Activation of smoking-related pathways in airway epithelial cells from non-smokers and smokers
With the validated pathway signatures, we first investigated whether active exposure to tobacco smoke in vivo consistently alters the activity of these pathways. To explore patterns of pathway activation in cytologically normal airway epithelial cells from non-smokers and smokers we used 4 previously published datasets where airway samples were collected by brushing the airway during bronchoscopy. Out of the six pathways tested, SIRT1, BCL2, and IKBKB were found to have significant differential pathway activation (p<0.05) between non-smokers and smokers (Figure 3). SIRT1 activity was the most consistently and significantly up-regulated in smokers compared to non-smokers in all 4 datasets. While SIRT1 was activity correlated to smoking status, SIRT1 pathway activation was not significantly correlated with pack-years among smokers (p > 0.05; Spearman). Therefore, independent of cumulative exposure, SIRT1 activity is consistently up-regulated in smokers. This increase in SIRT1 activity may serve as a protective effect against oxidative stress and DNA damage induced by smoking.

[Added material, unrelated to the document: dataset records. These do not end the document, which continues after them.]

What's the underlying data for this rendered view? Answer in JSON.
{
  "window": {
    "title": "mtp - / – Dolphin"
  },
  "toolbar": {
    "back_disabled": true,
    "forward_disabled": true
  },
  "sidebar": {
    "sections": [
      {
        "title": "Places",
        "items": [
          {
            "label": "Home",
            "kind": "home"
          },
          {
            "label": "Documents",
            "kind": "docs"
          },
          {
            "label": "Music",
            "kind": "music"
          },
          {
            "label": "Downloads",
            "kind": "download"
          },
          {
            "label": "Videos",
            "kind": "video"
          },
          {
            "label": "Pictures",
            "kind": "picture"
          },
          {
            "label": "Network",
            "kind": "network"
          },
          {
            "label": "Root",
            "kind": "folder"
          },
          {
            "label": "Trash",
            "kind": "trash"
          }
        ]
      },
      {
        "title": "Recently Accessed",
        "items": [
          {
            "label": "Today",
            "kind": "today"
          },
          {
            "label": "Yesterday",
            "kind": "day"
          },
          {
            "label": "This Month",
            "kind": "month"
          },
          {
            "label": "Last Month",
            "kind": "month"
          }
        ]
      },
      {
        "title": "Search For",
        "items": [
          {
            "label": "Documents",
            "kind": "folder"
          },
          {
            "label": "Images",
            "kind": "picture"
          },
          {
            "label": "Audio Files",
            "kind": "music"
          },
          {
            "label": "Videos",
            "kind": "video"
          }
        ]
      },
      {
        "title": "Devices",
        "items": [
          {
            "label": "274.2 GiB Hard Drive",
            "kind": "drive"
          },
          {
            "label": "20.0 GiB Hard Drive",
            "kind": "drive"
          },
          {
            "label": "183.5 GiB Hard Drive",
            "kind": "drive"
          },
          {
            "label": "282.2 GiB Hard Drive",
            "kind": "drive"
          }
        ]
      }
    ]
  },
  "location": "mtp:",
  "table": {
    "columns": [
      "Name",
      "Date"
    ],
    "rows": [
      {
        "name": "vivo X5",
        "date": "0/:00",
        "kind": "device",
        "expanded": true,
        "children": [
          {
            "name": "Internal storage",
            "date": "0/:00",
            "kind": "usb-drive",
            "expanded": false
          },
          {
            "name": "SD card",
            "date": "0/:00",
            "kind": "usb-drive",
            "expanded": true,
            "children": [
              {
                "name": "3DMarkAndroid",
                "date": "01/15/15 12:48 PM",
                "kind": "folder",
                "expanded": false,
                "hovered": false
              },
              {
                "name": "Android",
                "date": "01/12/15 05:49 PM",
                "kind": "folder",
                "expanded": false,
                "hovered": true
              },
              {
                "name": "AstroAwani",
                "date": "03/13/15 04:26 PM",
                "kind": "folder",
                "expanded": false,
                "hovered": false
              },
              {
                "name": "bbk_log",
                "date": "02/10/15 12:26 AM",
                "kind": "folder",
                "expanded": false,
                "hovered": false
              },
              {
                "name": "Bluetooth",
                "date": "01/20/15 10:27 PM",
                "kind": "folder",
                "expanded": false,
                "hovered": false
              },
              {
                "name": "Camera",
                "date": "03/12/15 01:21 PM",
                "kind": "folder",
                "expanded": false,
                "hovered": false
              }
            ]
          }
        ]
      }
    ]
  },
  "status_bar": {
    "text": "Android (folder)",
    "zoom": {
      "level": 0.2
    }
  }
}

SIRT1 pathway activation in non-small cell lung cancer
Given the elevated activity of the SIRT1 pathway in the airway epithelium of smokers, we wanted to explore SIRT1 pathway activation in smoking-related lung cancer. For this analysis, we used three previously published datasets containing lung adenocarcinoma and paired adjacent normal lung tissue. Strikingly, SIRT1 pathway activation was significantly decreased in lung tumor tissue compared to normal lung tissue in 2 of the datasets (p<0.05) and trended down in the third (p=0.062) (Figure 4A). ATM was the only other pathway that was significantly activated (p<0.05) in tumor tissue in all three lung cancer datasets. BCL was significantly activated in the tumor tissue in 2 out of 3 datasets (p<0.05) and trended down in the third (p=0.054).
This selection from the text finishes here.